Like Vince Cable, the Business Secretary, the three ministers were recorded by The Daily Telegraph when they opened up to journalists posing as constituents at their surgeries, the newspaper reports today. Their remarks cast fresh doubts over the public unity of the Coalition and are bound to raise fears among senior Tories that the Liberal Democrats cannot be trusted.

Michael Moore, the Scottish Secretary, described the decision to axe child benefit for higher-rate taxpayers as "blatantly not a consistent and fair thing to do". He described his decision to support the hike in university tuition fees as committing the "worst crime a politician can commit, the reason most folk distrust us as a breed". He said it was "the biggest, ugliest, most horrific thing in all of this... a car crash, a train wreck".
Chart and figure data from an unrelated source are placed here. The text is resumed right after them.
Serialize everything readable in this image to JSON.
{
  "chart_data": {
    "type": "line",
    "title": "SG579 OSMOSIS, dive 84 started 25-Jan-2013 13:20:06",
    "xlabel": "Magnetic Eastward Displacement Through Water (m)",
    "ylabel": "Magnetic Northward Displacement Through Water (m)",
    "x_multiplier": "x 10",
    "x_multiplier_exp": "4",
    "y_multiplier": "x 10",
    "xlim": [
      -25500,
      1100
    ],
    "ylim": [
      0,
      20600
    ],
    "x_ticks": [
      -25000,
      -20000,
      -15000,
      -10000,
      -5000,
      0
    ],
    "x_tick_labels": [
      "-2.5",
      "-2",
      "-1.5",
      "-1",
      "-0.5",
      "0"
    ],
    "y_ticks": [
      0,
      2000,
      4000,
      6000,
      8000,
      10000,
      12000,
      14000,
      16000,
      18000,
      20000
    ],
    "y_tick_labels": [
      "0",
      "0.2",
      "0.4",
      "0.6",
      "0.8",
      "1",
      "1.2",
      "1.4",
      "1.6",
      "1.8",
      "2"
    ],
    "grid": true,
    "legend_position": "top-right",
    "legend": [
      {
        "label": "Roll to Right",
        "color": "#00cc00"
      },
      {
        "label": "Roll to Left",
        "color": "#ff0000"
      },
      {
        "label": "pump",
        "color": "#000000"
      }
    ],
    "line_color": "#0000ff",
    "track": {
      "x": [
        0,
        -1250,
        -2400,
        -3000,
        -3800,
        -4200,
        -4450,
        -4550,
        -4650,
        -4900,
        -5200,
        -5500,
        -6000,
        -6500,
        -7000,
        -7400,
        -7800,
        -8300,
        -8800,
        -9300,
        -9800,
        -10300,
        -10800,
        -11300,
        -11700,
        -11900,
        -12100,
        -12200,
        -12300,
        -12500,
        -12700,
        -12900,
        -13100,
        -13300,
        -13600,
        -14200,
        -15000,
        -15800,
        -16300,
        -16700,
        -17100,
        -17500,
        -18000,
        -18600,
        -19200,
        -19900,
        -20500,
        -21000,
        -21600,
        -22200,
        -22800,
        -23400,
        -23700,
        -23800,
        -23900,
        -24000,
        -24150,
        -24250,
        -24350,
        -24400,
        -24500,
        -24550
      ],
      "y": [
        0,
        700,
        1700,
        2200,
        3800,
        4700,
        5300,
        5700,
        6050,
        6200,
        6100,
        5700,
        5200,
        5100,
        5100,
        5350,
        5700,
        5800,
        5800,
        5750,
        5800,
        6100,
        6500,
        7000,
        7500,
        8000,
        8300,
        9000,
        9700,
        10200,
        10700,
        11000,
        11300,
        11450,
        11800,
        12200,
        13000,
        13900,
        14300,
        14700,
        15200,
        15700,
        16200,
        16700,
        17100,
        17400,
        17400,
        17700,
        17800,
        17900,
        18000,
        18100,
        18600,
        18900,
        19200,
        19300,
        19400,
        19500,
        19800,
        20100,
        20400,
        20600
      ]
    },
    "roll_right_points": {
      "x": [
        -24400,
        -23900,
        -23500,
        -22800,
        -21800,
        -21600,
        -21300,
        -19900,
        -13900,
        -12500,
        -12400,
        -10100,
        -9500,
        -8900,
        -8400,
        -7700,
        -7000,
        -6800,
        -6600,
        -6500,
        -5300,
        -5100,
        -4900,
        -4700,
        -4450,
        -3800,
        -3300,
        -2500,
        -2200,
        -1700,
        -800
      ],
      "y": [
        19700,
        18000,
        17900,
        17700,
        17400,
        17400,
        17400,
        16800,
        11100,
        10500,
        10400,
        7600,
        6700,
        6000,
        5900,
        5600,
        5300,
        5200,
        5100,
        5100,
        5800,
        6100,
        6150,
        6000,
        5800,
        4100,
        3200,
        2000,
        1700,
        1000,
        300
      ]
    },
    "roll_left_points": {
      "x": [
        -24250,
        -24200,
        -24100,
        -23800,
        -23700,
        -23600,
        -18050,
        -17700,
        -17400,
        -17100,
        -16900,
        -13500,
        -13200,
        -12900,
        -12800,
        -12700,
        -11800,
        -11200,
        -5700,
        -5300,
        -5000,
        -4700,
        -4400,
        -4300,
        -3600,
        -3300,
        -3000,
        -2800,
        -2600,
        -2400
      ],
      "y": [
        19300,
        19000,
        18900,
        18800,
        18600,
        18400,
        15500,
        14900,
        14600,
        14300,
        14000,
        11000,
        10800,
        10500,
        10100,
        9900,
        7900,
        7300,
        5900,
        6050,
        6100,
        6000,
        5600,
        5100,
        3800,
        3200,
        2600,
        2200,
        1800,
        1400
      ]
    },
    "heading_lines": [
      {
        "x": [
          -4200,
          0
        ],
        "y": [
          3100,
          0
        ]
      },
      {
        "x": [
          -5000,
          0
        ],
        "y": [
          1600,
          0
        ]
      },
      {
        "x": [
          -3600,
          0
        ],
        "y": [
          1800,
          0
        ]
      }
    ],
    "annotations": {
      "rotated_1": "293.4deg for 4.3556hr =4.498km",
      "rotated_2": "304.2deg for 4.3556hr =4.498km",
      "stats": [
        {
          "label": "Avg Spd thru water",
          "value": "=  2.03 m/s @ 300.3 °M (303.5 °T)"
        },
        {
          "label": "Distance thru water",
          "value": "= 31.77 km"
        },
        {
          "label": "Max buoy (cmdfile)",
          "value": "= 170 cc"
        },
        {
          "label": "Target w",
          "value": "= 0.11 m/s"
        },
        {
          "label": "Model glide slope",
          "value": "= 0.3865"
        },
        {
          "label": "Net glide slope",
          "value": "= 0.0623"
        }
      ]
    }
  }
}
Mr Moore said he could not work with politicians such as Dr Liam Fox, the Tory Defence Secretary, "for very long". He claimed the Coalition had "marginalised" the Tory right wing, who, he said, "hate us with a passion – and I can't say it's unreciprocated".

Ed Davey, the Business Minister, described the child benefit announcement as "dreamt up out of the blue". He said curbs to housing benefit would "put people below the breadline" and he could not support several proposed changes. Steve Webb, the Pensions Minister, disclosed he had written privately to the Chancellor to complain about the child benefit cut.